In 2022, the FDA officially approved a novel oral azole called oteseconazole (OTZ) for treating R/VVC [46]. OTZ has a higher affinity for the fungal CYP51 than the human orthologue protein, which reduces adverse interactions compared to other azoles [47]. While it has a 10-fold lower minimum inhibitory concentration against C. albicans and NACY species than fluconazole, OTZ is less effective against azole-resistant mutants that have increased expression of drug efflux pumps [48]. Clinical trials to evaluate the effect of OTZ on women with RVVC reported no severe side effects and that less than 10% of participants experienced recurrence within a year [49,50]. OTZ is contraindicated in pregnant and lactating women due to potential embryo-fetal toxicity [51].

Fungerps are terpenoid inhibitors of β-(1,3)-D-glucan synthase that was approved by the FDA in 2021 and are beginning to be used to treat R/VVC [52]. The first oral candidate, ibrexafungerp (IBX), has shown excellent antifungal activity against a broad spectrum of yeast species, including echinocandin and fluconazole-resistant isolates [53]. Clinical trials of women with RVVC treated with IBX compared to a placebo have reported higher rates of clinical cure and negative yeast cultures, with approximately 10% fewer cases with recurrence in ≥6 months [54]. IBX is currently bound to patent regulations that limit its prescription outside the US, and like OTZ, is limited to nonreproductive potential females due to the risk of fetal harm [55].

In addition to the newly approved antifungals, an immunotherapeutic candidate vaccine, NDV-3A, targets the adhesin agglutinin-like sequence 3 (Als3) of C. albicans, has also been developed [56]. NDV-3A is a recombinant protein of Als3 that activates B and T-cell response and enhances mucosal immunity without affecting the immune response against C. albicans in other anatomical sites [56]. In a controlled trial, the proportion of vaccinated participants with no relapse episodes during the study period was double the non-vaccinated population.

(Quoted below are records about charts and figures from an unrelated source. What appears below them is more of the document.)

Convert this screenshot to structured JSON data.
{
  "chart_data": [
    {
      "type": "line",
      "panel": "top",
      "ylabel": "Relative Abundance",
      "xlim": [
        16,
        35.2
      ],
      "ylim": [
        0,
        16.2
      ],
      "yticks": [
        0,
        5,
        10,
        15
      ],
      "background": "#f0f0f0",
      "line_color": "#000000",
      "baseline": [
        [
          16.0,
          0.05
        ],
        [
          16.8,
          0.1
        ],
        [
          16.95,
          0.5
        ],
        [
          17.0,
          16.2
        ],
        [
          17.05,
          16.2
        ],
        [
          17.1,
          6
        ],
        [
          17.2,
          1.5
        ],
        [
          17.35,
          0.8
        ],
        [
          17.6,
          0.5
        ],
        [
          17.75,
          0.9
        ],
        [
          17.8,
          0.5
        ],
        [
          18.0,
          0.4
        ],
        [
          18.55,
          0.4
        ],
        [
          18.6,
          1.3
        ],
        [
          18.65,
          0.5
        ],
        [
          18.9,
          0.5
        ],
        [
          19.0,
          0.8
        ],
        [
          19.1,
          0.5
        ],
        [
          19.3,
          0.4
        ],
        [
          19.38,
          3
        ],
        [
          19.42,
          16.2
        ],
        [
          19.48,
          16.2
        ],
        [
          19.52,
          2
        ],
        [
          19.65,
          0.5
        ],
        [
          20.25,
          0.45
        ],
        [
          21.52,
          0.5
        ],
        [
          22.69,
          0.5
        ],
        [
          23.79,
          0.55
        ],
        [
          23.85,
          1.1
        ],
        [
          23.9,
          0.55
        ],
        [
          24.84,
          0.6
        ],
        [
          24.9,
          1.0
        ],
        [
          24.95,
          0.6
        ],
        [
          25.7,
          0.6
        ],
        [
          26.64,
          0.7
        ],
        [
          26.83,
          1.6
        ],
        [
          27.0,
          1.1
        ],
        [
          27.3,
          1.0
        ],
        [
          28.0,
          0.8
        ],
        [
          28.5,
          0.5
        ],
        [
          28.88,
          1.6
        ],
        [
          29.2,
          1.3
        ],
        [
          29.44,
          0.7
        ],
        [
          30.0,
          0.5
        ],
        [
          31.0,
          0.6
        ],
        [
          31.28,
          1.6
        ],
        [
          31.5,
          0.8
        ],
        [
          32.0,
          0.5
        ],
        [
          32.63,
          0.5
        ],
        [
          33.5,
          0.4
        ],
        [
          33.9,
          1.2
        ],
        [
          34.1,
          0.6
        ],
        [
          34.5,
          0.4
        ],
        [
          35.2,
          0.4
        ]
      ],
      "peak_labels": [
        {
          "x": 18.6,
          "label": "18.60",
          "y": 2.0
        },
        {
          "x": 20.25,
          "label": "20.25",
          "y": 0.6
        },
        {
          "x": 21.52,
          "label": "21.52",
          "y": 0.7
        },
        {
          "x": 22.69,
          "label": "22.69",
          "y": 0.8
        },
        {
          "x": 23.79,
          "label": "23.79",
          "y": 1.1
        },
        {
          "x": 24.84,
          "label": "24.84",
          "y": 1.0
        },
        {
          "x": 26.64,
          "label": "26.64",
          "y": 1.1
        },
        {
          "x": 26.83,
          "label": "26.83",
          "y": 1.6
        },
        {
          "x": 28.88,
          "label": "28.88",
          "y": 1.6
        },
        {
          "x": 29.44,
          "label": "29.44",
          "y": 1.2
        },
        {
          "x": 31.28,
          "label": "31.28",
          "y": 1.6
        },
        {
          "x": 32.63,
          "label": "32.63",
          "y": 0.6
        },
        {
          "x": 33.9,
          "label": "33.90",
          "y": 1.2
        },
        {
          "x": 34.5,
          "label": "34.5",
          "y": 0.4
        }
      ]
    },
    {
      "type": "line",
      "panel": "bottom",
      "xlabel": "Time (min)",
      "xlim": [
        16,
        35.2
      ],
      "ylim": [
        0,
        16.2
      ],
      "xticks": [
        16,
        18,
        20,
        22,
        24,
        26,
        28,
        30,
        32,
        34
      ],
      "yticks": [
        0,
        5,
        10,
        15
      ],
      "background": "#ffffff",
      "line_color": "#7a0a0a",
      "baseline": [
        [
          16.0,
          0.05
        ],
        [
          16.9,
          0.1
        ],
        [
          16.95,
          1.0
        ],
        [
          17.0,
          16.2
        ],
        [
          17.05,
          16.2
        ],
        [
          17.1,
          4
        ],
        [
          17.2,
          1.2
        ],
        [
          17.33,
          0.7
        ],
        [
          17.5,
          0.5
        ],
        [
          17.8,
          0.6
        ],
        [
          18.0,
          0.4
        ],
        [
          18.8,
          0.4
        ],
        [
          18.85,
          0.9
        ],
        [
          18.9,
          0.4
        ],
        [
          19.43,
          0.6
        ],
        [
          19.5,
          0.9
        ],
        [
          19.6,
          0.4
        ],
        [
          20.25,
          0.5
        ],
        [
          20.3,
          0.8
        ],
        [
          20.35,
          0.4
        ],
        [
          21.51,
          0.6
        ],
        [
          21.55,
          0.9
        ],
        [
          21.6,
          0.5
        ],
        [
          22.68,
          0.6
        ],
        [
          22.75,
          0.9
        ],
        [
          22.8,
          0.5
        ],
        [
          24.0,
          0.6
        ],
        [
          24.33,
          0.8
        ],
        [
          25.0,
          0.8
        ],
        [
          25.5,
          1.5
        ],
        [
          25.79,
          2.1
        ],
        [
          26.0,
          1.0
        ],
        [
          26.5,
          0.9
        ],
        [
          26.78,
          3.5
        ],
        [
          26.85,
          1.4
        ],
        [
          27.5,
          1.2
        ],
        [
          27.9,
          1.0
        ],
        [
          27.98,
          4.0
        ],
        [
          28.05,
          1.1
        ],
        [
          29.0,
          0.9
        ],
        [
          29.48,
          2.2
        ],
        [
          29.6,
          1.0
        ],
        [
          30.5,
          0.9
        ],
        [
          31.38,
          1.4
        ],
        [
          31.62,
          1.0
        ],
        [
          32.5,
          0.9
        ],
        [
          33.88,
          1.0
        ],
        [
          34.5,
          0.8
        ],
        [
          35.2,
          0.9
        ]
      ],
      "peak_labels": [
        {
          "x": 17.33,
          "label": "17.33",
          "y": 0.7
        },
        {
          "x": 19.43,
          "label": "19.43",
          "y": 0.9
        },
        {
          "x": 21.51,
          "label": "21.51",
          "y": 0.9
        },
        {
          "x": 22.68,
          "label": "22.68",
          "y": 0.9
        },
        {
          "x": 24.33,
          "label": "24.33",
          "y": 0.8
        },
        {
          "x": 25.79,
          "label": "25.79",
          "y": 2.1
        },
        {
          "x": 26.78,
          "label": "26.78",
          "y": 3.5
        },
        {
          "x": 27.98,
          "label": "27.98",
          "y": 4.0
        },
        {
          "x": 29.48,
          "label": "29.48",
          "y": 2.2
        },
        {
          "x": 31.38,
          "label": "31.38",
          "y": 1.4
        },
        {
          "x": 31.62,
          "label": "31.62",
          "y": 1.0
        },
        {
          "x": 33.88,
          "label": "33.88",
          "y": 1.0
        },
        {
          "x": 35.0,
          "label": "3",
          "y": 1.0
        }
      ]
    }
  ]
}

Conclusions and future directions

The research community is currently seeing significant advances in understanding and treating R/VVC. The current landscape for diagnosis seems promising, with highly sensitive and specific technologies that would allow the monitoring of the vaginal environment and predictions of recurrent symptomatic episodes. Novel therapeutic alternatives, waiting for global commercialization, have also emerged for R/VVC, showing effective outcomes. Our understanding of the ecological relationships in the vaginal community is also expanding through the integration and technological improvements in metagenomics, which will provide key evidence in the pathogenesis and etiology of the disease. However, advocacy is sorely needed for women’s health to be a priority for funders and decision-makers to make this a reality.